Erkeklerin evden uzaklaştırılması konusuna da değinen Bakan Şahin,
bu konuda da bir ön yargı olduğunu ifade etti. Rakamlara bakıldığı
zaman bakanlığın kadına ve erkeğe eşit ve insan odaklı baktığını
belirten Şahin konuşmalarını şöyle sürdürdü:
"İkisinin de birbiri ile iyi bir şekilde yaşamasını sağlayacak
modeller üzerinden çalışıyoruz. Asla şiddet artsın, konuk evi
artsın, şiddet izleme merkezleri artsın diye bir bakışımız olamaz.
Bu sorunlar olmasın diye gerekli tedbirleri alıyoruz. İkisine de
insan odaklı yaklaşıyoruz fakat bir sorun var ve bu sorunu çözerken
de birinin daha çok korumaya ihtiyacı varsa, ona da yardımcı
olmamız gerekiyor. Bunu yaparken biz erkeği asla ötekileştirmedik.
Erkeğe farklı bakmadık. Hatta şu an şiddet izleme merkezlerinde,
’Neden şiddet uyguluyorum?’ cevabına göre de koruyucu tedbir
önlemlerini çoğaltıyoruz. Neden diye baktığınız zaman en çok
nedenlerden birinin alkol olduğunu görüyoruz. Aslında biz birini
ötekileştirip diğerini koruyamayacağımızın farkındayız. İkisini
beraber ikisini de birbirine değerler içerisinde anlatarak
çalışıyoruz. Bir kadın karakola gelmeden önce 36 defa düşünüyor.

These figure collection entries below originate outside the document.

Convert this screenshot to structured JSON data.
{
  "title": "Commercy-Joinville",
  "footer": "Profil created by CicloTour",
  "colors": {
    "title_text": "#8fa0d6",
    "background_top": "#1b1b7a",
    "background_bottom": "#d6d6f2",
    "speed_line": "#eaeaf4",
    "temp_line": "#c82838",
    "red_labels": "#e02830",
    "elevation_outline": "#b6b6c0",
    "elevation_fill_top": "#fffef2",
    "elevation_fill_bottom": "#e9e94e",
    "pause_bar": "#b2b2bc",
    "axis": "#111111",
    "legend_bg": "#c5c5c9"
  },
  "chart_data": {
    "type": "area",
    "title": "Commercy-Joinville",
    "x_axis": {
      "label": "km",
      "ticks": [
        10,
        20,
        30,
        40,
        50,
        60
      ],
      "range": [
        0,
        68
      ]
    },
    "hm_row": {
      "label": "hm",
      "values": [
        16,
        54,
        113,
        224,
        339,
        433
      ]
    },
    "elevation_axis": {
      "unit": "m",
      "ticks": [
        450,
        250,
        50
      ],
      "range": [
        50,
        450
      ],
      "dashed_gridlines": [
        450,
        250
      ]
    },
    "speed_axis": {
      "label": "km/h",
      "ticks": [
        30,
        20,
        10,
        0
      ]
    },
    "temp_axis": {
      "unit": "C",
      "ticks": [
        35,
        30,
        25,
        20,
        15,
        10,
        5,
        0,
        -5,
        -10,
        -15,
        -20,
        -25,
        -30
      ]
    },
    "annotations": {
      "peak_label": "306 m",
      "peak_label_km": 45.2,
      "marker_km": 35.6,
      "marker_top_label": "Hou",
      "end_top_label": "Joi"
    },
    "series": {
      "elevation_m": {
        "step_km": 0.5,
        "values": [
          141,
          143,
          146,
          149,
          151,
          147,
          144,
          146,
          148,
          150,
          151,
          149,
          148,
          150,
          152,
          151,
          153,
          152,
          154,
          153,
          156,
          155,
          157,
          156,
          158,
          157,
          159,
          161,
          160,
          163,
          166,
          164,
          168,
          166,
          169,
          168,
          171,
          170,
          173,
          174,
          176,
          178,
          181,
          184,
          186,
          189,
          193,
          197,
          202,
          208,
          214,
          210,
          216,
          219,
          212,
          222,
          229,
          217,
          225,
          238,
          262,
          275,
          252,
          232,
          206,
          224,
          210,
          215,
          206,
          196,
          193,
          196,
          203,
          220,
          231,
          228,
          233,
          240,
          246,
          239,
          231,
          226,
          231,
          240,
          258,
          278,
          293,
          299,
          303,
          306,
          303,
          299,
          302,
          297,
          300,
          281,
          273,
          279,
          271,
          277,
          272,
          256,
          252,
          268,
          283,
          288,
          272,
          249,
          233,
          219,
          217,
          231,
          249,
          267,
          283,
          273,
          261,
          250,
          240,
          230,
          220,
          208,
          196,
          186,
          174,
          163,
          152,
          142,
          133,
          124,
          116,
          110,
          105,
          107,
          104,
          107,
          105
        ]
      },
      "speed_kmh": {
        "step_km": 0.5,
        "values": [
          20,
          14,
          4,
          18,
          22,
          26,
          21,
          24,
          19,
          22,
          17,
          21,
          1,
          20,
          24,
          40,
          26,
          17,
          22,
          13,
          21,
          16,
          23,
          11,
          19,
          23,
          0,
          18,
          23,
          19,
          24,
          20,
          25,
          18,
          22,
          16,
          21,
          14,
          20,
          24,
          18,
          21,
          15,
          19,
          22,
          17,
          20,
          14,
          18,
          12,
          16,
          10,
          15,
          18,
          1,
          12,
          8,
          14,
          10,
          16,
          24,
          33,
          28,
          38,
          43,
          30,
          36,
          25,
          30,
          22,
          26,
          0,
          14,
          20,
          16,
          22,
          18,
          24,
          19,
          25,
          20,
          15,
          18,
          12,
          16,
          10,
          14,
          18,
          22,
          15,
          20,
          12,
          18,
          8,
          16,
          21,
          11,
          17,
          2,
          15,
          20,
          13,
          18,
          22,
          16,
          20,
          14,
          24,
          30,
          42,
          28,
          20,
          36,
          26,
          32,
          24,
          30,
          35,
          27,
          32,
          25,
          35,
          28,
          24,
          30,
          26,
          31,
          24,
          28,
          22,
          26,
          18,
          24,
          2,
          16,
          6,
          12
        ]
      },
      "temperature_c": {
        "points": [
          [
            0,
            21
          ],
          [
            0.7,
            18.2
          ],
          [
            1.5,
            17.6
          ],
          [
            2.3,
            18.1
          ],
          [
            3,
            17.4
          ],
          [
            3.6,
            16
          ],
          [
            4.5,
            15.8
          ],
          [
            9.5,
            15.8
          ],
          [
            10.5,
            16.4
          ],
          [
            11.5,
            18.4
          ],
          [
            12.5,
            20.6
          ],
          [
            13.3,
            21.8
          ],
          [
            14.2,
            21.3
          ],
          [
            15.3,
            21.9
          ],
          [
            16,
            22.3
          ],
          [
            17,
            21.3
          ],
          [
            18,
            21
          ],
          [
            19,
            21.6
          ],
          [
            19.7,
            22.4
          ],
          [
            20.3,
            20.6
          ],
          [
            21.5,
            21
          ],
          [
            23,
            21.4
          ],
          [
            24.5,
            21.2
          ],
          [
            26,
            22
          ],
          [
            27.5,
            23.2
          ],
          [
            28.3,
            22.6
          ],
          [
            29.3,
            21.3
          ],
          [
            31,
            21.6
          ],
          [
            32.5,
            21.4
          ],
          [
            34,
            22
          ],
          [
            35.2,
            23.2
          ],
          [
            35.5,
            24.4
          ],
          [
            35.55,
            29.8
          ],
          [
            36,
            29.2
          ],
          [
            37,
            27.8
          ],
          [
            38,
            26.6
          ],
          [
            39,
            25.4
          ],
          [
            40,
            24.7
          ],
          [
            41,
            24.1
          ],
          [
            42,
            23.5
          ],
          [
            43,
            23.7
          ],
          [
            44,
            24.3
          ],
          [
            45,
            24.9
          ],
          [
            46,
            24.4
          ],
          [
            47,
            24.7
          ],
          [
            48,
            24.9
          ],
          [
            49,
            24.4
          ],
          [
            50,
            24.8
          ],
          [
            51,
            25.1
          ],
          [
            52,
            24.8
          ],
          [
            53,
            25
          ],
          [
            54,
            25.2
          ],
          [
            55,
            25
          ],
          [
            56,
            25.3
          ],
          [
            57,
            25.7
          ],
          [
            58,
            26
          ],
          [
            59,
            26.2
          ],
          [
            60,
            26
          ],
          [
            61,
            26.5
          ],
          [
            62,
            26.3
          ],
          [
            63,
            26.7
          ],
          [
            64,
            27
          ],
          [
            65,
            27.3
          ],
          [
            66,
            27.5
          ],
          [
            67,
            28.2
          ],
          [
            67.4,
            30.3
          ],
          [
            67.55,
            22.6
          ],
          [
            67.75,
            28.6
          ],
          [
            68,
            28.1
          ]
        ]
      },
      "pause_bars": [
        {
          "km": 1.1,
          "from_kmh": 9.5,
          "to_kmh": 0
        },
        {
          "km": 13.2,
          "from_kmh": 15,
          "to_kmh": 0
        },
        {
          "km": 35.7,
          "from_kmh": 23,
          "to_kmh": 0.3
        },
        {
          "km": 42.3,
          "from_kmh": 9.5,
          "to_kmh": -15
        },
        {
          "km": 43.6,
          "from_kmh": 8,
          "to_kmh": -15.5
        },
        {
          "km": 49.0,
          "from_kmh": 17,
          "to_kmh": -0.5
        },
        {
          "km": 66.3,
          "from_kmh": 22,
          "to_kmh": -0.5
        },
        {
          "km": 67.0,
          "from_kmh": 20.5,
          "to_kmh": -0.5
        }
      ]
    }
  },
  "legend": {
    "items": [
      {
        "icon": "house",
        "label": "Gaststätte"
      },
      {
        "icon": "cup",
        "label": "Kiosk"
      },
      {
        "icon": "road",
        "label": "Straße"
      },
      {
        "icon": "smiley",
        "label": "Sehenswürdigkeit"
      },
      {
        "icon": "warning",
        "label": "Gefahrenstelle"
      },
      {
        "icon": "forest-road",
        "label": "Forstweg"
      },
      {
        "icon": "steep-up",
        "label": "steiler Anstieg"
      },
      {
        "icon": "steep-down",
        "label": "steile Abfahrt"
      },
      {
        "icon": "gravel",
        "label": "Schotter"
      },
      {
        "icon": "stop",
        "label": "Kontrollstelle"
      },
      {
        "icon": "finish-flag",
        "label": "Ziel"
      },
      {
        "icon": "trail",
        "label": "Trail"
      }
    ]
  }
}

Kimse yuvasını dağıtmak istemez çünkü karakola geldiği zaman
sorunları bitmiyor, daha da büyüyor ama diğer taraftan yaşam hakkı
gibi en temel hakkı ile ilgili bir sorun varsa sosyal devlet olarak
da bunu görmek durumundayız. Herkesin empati yapması çok çok
önemli. Bu da bir süreç, kolay olmayacak."